Non linear solver - iteration 14
Linear solver (DJ25GQCN__system-execute)

BSSCR -- Block Stokes Schur Compliment Reduction Solver
AUGMENTED LAGRANGIAN K2 METHOD - Penalty = 0.000000

SROpGenerator_SimpleFinestLevel: time = 2.39016e-01
  [4] SROpGenerator_SimpleCoarserLevel: time = 4.37264e-02
  [3] SROpGenerator_SimpleCoarserLevel: time = 1.78812e-02
  [2] SROpGenerator_SimpleCoarserLevel: time = 1.48602e-02
  [1] SROpGenerator_SimpleCoarserLevel: time = 1.41797e-02
  Setting schur_pc to "gkgdiag"

SCR Solver Summary:

  Multigrid setup:        = 0.3395 secs
  RHS V Solve:            = 17.6 secs / 20 its
  Pressure Solve:         = 640.1 secs / 47 its
  Final V Solve:          = 16.97 secs / 20 its

  Total BSSCR Linear solve time: 679.924037 seconds

Linear solver (DJ25GQCN__system-execute), solution time 6.800786e+02 (secs)
In func SystemLinearEquations_NonLinearExecute: Iteration 14 of 500 - Residual 0.0083099 - Tolerance = 0.01
Non linear solver - Residual 8.30994138e-03; Tolerance 1.0000e-02 - Converged - 9.481746e+03 (secs)
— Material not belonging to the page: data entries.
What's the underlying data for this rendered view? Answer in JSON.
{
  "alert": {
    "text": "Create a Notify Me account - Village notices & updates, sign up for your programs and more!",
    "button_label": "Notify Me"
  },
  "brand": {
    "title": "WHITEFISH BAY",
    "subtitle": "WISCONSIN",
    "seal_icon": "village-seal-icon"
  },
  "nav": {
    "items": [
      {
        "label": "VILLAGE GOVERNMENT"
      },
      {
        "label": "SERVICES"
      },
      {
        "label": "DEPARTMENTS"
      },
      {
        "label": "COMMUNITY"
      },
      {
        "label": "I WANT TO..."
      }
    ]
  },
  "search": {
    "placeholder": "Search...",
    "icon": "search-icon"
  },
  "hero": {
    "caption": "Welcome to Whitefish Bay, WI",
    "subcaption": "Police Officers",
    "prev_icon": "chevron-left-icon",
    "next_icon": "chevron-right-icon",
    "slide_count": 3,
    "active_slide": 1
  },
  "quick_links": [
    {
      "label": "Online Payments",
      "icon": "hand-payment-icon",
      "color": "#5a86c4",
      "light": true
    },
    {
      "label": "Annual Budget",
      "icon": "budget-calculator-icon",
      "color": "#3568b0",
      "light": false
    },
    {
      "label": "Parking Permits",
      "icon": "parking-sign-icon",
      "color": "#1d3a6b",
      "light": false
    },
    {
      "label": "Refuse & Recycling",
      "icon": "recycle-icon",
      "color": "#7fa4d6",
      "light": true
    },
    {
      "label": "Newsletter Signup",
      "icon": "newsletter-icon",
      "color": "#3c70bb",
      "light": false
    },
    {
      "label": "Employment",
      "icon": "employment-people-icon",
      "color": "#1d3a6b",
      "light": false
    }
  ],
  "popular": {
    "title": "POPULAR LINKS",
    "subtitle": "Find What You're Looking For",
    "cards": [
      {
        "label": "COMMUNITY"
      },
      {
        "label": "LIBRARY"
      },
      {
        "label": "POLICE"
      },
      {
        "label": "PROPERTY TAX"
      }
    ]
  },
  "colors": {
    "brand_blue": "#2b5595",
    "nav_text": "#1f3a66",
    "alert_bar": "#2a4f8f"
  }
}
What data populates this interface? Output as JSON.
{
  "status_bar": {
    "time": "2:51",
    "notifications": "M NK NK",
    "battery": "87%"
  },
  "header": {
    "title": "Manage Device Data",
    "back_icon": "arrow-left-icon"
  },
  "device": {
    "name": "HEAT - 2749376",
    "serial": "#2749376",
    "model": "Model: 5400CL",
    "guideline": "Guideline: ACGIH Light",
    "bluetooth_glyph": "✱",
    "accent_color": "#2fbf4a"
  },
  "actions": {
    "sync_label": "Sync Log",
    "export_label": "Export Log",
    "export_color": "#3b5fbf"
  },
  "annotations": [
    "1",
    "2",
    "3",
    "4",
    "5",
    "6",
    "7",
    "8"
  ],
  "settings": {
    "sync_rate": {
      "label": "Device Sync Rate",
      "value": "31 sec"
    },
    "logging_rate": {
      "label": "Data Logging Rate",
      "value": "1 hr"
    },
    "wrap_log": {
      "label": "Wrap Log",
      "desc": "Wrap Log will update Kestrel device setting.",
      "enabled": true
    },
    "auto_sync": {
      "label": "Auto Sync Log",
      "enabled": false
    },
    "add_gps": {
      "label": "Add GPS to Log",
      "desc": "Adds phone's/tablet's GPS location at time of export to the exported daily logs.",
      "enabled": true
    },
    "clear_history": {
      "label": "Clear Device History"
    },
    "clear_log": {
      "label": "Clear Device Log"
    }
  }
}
In func SystemLinearEquations_NonLinearExecute: Converged after 14 iterations.
^[[1;35m

Pressure iterations:  47
Velocity iterations:  20 (presolve)
Velocity iterations: 747 (pressure solve)
Velocity iterations:  20 (backsolve)
Velocity iterations: 787 (total solve)

SCR RHS  setup time: 4.3717e+00
SCR RHS  solve time: 1.7601e+01
Pressure setup time: 6.0389e-03
Pressure solve time: 6.4010e+02
Velocity setup time: 7.1526e-07 (backsolve)
Velocity solve time: 1.6970e+01 (backsolve)
Total solve time   : 6.7992e+02

Velocity solution min/max: 0.0000e+00/0.0000e+00
Pressure solution min/max: 0.0000e+00/0.0000e+00

^[[00m
('hgn 12: ', datetime.datetime(2019, 6, 19, 15, 59, 3, 87266))
step =      0; time = 0.00000e+00; time_Myr = 0.00000e+00

I have attached the model viscosity and velocity solution at 0_th step for these two models below. They demonstrate very close results except at the trench part where the low viscosity in 32^3 case is a bit more blurry. 33x32x32 case: SlabSubduction3D2A2Step0

32x32x32 case: SlabSubduction3D2CStep0

I will attribute this convergence rate difference to coincidence by now, but will keep an eye on it.

Best regards, Ting

lmoresi commented 5 years ago

I don’t understand those numbers … can you clarify “one time faster / slower”

L

jmansour commented 5 years ago

@lmoresi, I think he means twice as fast for 33x32x32 local resolution run (although it's closer to three times as fast). ~Same global resolution~. So

33x32x32:

  Multigrid setup:        = 0.242 secs
  RHS V Solve:            = 6.193 secs / 18 its
  Pressure Solve:         = 212.4 secs / 48 its
  Final V Solve:          = 5.804 secs / 20 its

  Total BSSCR Linear solve time: 236.770290 seconds

32x32x32:

  Multigrid setup:        = 0.3395 secs
  RHS V Solve:            = 17.6 secs / 20 its
  Pressure Solve:         = 640.1 secs / 47 its
  Final V Solve:          = 16.97 secs / 20 its

  Total BSSCR Linear solve time: 679.924037 seconds

@tingyang2004 did you re-run the 32x32x32 run? If not, can you so that we can see if these timings are repeatable. They're certainly very peculiar.

tingyang2004 commented 5 years ago

Louis and John,

I think 32x32x32 per core model is slower than 33x32x32 in this specific case, so I guess it is just a coincidence.

32x32x32 per core model (256x96x64 elements in total with 48 cores) takes around 20 min for each linear iteration or around 40 min for each step. 33x32x32 per core model (264x96x64 elements in total with 48 cores) takes around 10 min for each linear iteration or around 20 min for each step. These results seem repeatable on one server

tingyang2004 commented 5 years ago

Log files for these two models are attached in case you need more information. input2A2.out_bk.txt input2C.out_bk.txt

jmansour commented 5 years ago

Ok, sorry, it's different global resolution (of course). Still very strange.

jmansour commented 5 years ago

I'll close this ticket as I think it's run its course. Feel free to reopen.